I realised that in the modern art gallery I wasn’t really looking at the pictures. I was too busy lecturing my little brother about art history and having my mind blown that I was actually seeing a Van-gogh, a Rodin, a Magritte, several Picassos. They had context and I looked at them through that context, as embodiments of aesthetic philosophical ideas, but not as artworks. I saw the unique style of Picasso and thought about his inventiveness, I saw the lines of Pollock and thought about his technique. I didn’t feel the intent behind the pictures, I didn’t try to extract the artist’s meaning. Which is fine! That’s one way to look at art, and an important one, too. I just hope I can come back and this time look at the art more closely.

It was different in the Ai Weiwei exhibition. Many of his works were enhanced by knowing their context – of the political side of his work, of his long and harsh critique of modern China. His depiction of himself dropping a vase is much more powerful knowing the vase is 2,000 years old. The tidy heap of wooden pieces is much more interesting knowing they come from demolished ancient temples. But a lot of his work spoke plenty without need for explanations: His wallpaper of golden cameras and handcuffs, arranged in intricate patterns, is both striking and self-explanatory. His wallpaper depicting the hardships of refugees in a monochrome flat Greek aesthetic concealed endless powerful little moments (my favourite: a group under a nylon sheet, in the rain, around one playing the piano – as heavenly harp players watch from both sides). The one that commanded my attention the most, though, was a large room with trees built, from dead tree parts, held together by rusting iron bolts and nuts. I read the context but it didn’t really matter. I knew the meaning but it didn’t really matter. This image – of dead, cut, reassembled trees – it left an impression on me. It was strong. It was stunning. It was ART. What I felt looking at that work was awe – it was awe-some in the original sense of the word.
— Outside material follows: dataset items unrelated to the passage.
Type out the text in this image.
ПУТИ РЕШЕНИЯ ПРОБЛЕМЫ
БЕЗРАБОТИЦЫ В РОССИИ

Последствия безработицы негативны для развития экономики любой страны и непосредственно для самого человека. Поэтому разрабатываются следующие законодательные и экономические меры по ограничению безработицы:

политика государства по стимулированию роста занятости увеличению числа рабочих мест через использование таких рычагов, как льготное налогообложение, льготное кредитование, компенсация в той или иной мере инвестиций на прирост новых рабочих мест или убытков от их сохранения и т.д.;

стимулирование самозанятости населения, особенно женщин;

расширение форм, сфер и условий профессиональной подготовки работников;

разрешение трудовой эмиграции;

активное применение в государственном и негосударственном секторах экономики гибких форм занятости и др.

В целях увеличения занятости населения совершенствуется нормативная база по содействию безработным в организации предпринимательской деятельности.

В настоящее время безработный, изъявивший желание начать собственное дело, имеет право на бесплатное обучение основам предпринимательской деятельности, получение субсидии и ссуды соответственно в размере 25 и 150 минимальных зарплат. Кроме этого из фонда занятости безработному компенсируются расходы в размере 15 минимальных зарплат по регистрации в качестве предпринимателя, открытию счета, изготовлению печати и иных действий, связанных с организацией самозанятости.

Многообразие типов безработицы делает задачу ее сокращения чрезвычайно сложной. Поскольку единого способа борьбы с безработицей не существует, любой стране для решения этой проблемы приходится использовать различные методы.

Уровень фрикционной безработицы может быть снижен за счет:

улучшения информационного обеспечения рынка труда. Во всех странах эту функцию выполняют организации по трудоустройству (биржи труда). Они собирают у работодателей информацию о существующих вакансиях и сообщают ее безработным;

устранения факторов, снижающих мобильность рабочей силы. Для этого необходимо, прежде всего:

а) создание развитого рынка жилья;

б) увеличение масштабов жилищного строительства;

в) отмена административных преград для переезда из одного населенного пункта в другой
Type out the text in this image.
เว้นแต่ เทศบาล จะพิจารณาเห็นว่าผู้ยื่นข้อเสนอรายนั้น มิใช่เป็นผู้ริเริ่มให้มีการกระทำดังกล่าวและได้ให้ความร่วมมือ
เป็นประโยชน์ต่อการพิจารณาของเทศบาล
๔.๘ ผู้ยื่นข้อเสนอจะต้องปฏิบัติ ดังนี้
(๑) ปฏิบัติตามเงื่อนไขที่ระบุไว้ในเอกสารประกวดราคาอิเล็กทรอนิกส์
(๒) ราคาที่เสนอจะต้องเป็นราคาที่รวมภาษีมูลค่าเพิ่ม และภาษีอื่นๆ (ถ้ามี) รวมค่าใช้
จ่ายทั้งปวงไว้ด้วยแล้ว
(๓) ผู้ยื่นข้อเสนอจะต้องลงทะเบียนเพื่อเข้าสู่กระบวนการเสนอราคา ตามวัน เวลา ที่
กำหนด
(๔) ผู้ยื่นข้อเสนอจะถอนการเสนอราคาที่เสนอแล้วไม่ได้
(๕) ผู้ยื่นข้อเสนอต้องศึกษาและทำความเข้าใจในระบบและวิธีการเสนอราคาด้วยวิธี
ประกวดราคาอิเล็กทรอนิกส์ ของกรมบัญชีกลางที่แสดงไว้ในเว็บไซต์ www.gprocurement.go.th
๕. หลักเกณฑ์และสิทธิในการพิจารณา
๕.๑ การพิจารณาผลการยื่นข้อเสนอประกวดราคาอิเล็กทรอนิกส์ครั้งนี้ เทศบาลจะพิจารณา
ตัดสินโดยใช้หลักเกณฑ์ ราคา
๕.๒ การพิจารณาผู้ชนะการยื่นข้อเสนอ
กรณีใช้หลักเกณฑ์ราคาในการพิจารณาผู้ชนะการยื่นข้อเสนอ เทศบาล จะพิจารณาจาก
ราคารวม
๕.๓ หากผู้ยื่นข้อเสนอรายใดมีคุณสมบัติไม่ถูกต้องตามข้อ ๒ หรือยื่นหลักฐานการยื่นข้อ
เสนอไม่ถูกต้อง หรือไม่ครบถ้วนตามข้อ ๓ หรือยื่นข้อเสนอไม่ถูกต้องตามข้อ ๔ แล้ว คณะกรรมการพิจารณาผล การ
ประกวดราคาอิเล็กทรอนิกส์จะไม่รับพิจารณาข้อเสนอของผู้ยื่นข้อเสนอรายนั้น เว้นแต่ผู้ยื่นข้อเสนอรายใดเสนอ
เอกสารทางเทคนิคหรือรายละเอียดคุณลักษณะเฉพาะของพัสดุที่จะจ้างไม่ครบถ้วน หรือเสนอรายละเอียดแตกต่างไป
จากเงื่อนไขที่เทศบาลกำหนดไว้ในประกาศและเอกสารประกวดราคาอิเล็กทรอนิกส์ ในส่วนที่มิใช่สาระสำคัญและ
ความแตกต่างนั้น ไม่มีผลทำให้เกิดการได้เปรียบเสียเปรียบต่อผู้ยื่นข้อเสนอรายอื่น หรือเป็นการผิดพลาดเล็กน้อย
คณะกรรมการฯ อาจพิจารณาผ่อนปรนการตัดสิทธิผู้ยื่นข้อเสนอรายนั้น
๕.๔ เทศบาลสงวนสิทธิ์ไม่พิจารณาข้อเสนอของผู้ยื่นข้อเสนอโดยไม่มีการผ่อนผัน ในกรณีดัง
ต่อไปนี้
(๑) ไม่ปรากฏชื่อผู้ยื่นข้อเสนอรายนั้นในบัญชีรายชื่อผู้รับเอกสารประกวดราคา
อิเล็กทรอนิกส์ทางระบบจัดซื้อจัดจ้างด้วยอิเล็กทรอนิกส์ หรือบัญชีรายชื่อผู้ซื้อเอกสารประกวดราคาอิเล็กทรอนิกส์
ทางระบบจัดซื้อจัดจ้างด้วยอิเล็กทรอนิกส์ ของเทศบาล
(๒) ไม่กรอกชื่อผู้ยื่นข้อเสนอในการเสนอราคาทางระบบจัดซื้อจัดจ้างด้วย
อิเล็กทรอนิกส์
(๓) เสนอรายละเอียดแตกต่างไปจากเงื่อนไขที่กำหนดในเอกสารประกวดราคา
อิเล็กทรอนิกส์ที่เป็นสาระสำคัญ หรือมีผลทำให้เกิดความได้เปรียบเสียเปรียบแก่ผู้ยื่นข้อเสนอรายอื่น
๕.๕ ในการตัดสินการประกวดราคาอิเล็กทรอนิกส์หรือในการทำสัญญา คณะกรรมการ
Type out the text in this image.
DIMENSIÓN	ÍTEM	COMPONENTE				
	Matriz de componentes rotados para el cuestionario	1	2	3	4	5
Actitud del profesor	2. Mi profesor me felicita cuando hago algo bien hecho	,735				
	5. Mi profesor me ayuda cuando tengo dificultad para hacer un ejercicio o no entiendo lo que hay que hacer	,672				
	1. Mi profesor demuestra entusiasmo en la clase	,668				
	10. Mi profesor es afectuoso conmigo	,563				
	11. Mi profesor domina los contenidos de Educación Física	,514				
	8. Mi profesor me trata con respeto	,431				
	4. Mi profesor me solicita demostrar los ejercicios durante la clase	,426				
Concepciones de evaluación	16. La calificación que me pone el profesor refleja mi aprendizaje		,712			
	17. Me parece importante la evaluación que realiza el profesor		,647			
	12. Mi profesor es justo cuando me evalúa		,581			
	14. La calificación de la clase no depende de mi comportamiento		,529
And I think that’s the best part of art. You could think of what an artwork represents or about the complicated themes and references it holds, but those can’t match that feeling of awe and wonder. I think what made it click for me was when my younger brother commented on one item in the “home” exhibition, a small house with two pianos replacing parts of it’s walls (see above). He said it was cool. And I told him: “Yes, exactly! That’s what I feel when I look at art. It’s not the self-important ‘hmm, indeed, this is a brilliant use of this and that, very well made, indeed, hmm’. It’s the feeling of ‘Wow, this is really cool!'”

Or at least something along those lines.